According to research scientist Christopher Kyba, “Predators use light to hunt, and prey species use darkness as cover. Near cities, cloudy skies are now hundreds, or even thousands of times brighter than they were 200 years ago.” As Kyba says, “We are only beginning to learn what a drastic effect this has had on nocturnal ecology.”
“We are only beginning to learn what a drastic effect this has had on nocturnal ecology.”
Human Circadian Rhythms
Our biological clock, or circadian rhythm - the sleep-wake pattern regulated by the day-night cycle - can also be disrupted by artificial light at night. Our bodies produce the hormone melatonin in response to circadian rhythm. Melatonin helps keep us healthy with antioxidant properties that induce sleep, boost our immune systems, and lower cholesterol, among other things. Nighttime exposure to artificial light suppresses melatonin production.

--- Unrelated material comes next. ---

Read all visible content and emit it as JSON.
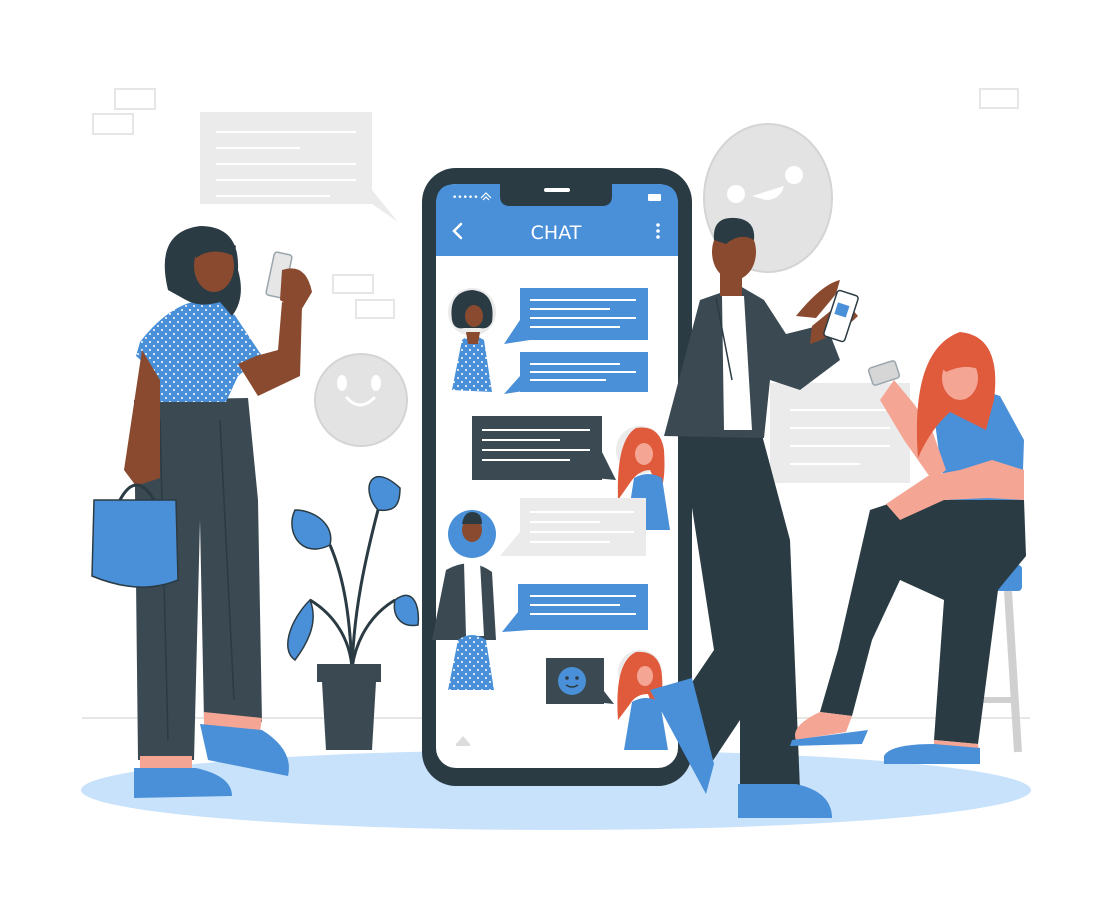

A particular culprit is light-emitting diode streetlights. These are considered eco-conscious because of their bluish LED lightbulbs, which use about 50 percent less energy. The American Medical Association has released a report that's critical of LED, mentioning the glare factor and the health effect of too-bright lights on circadian rhythms.
What you can do
Inspect the lighting around your home, and use dark sky friendly lighting at your home and business. Light pollution is easy to control, simply by turning the lights off, dimming them, or pointing light fixtures downward.